The NVDINOv2 model is a general purpose vision embedding model. By using the NVDINOv2 NIM API, you can quickly generate embeddings on a set of images. These embeddings can stored in a vector database, clustered and searched to build a few shot classification pipeline with no model training or local GPU required. A Jupyter notebook is provided to walk through how to build this pipeline and a Gradio demo can be launched to quickly experiement with few shot classification.
Note: The notebook and demo for this example will not run directly on Windows due to lack of Windows support with Milvus-Lite. If you are on Windows, please use WSL to run the notebook and demo. Mac and Linux are supported.
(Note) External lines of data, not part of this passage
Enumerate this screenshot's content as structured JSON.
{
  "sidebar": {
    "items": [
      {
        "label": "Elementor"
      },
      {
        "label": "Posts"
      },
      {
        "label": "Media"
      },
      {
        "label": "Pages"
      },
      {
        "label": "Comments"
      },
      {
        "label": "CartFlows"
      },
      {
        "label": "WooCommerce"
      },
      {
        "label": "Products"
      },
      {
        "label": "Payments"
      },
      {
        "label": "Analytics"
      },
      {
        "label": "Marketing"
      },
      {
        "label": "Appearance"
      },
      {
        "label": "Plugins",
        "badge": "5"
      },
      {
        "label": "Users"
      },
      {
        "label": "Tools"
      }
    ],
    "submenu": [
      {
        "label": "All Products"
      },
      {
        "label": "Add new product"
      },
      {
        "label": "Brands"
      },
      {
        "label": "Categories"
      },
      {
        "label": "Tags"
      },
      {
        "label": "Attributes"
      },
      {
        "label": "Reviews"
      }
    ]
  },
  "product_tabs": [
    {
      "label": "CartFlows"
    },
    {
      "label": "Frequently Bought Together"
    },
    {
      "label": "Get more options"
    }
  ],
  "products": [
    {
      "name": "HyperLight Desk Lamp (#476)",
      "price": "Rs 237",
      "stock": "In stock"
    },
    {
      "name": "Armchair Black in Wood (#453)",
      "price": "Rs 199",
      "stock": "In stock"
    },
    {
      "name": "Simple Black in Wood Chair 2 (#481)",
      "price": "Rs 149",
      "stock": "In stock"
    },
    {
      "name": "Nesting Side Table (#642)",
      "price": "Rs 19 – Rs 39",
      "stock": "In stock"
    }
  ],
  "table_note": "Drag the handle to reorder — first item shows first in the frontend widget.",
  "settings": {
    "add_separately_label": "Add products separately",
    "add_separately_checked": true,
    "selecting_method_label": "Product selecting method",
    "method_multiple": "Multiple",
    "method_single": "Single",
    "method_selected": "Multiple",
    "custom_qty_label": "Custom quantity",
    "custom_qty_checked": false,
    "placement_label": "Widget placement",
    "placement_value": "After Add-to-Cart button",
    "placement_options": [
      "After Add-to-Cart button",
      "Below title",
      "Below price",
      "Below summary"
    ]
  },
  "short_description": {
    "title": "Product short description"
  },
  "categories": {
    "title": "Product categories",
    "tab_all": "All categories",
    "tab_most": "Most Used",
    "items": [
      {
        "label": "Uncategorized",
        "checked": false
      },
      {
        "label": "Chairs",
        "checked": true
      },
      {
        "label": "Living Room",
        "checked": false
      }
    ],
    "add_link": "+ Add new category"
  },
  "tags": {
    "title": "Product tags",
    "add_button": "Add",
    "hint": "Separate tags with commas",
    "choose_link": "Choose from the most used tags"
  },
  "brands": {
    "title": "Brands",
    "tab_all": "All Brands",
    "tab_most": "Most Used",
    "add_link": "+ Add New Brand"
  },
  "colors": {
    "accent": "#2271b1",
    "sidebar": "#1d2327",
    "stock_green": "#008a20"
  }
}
git clone https://github.com/NVIDIA/metropolis-nim-workflows
cd metropolis-nim-workflows/workflows/nvdinov2_few_shot
It is recommened to setup a virtual environment to install the Python dependencies. For more resources on creating a virtual enviroment refer to the Python documentation.
python3 -m venv venv
source venv/bin/activate
Install dependencies
python3 -m pip install -r requirements.txt
If you would like to go through a tutorial of how to use NVDINOv2, then you can launch the workshop notebook. This will walk you through how to generate embeddings with NVDINOv2 and build a few shot classification pipeline with a vector database. Otherwise, you can directly run the few shot classification demo in the next section.
Launch jupyter notebook
python3 -m notebook
This will launch the jupyter notebook web interface. You can navigate to the nvdinov2_nim_workshop.ipynb
notebook in this repository to go through the tutorial.
The few shot classification demo is a Gradio UI that allows the user to build a few shot classification model with no training required! From the Gradio UI, the user can specify their classes, upload a handfull of example images and classify new images.
To launch the few shot classification demo, you can run the main.py script directly and provide the necessary arguments:
usage: main.py [-h] [--gradio_port GRADIO_PORT] api_key {nvclip,nvdinov2}
NVDINOv2 Few Shot Classification
positional arguments:
api_key NVIDIA NIM API Key
{nvclip,nvdinov2} Embedding model to use for few shot classification.
options:
-h, --help show this help message and exit
--gradio_port GRADIO_PORT
Port to run Gradio UI
Example Usage:
python3 main.py nvapi-*** nvdinov2
The demo can also run with NVCLIP as the embedding generator:
python3 main.py nvapi-*** nvclip
The only required arguments are your NIM API key and model selection. Once the script is launched, the Gradio UI will become available at http://localhost:7860
. Note that when using NVDINOv2, each sample image added and inferenced will use 1 NIM API credit.